The principle: AI accelerates the typing; the engineering discipline comes from the project rules.

Real productivity examples¶

A new DVC pipeline stage (e.g., add_feature_group) takes ~20 minutes with AI scaffolding vs. ~90 minutes from scratch. The AI fills in boilerplate; the human designs the contract.
System-wide audit cycles (finding docs vs. code contradictions, status mismatches) that would take a full day manually are reduced to a 30-minute structured session using the audit-system skill.
Generating property tests for the leakage invariant took one iteration with AI vs. multiple hours of manual research into hypothesis strategies.

AI validation rules¶

Every non-trivial AI-assisted change must satisfy:

pytest tests/ -q passes with no new failures.
ruff check src/ passes (no lint regressions).
dvc repro still produces the same pipeline output (if pipeline-adjacent).
Documentation updated to match any behavior change.
No speculative or planned behavior described as implemented.

AI-generated code is never merged without these checks. The CI pipeline enforces most of them automatically.

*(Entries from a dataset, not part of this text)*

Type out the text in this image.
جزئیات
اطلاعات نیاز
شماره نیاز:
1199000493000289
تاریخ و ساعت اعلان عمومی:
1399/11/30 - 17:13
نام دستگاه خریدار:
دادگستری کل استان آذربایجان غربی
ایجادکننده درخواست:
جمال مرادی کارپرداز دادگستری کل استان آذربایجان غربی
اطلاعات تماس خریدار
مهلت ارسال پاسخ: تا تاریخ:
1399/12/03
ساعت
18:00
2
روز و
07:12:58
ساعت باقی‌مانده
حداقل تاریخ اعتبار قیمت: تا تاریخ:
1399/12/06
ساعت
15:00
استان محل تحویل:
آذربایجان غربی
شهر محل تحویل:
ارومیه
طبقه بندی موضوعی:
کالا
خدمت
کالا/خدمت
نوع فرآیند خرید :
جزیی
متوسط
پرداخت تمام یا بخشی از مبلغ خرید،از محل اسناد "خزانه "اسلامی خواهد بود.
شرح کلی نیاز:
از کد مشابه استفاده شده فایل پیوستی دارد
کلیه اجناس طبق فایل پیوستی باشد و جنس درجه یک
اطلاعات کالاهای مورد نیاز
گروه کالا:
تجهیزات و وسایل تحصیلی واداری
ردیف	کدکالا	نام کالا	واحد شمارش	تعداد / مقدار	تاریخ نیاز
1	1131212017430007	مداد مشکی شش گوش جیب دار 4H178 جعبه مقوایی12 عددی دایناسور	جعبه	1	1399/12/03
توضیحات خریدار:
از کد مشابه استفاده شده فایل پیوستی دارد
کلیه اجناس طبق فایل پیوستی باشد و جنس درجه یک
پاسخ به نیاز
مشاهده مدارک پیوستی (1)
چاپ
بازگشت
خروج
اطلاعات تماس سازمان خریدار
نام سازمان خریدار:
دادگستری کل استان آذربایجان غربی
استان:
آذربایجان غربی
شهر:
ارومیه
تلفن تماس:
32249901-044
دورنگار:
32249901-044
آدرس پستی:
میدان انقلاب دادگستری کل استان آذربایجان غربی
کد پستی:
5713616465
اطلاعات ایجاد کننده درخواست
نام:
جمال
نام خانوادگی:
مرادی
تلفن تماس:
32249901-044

Hard constraints enforced in every instruction file¶

Hydra / DVC / MLflow: configuration, pipeline, and tracking tools are mandatory, not optional.
Layer boundaries: src/data/, src/features/, src/models/, src/pipelines/, src/app/ are isolated.
No opportunistic refactor: AI changes only what the task requires. Unused cleanup is rejected.
Status honesty: every status claim must be backed by code or explicit task context.

Tooling inventory¶

Artifact	Count	Purpose
Always-on rules	1 file (`copilot-instructions.md`)	Project-wide guardrails
Scoped instruction files	9	Python, FastAPI, Airflow, MLflow, DVC, features, tests, docs, agent-customization
Subagents	2	Code reviewer (read-only), Docs agent (read-only)
Prompts	7	Add endpoint, add pipeline stage, add feature, register model, release checklist, debug test, sync docs
Skills	5	`audit-system`, `plan-test-coverage`, `error-analysis`, `dvc-pipeline-optimize`, `train-serve-skew-check`
Hooks	1 config	`pre-tool-checks.json`
MCP servers	2	`awesome-copilot-main` reference catalogue, `soccer-docs` filesystem
Audit cycles completed	5	2026-04-24, -04-26, -04-28, -04-30, -05-16

What’s in this section¶

Page	What it covers
Customization Layer	`.github/` contents: agents, instructions, prompts, skills, hooks. When each activates and how to invoke it.
Continuous System Audits	The `audit-system` skill and `reports/validation/` artifacts. How a system-wide health check is a reproducible procedure.
Iteration Plans	The `reports/planning/` artifacts: dated, phased plans generated and tracked with AI assistance.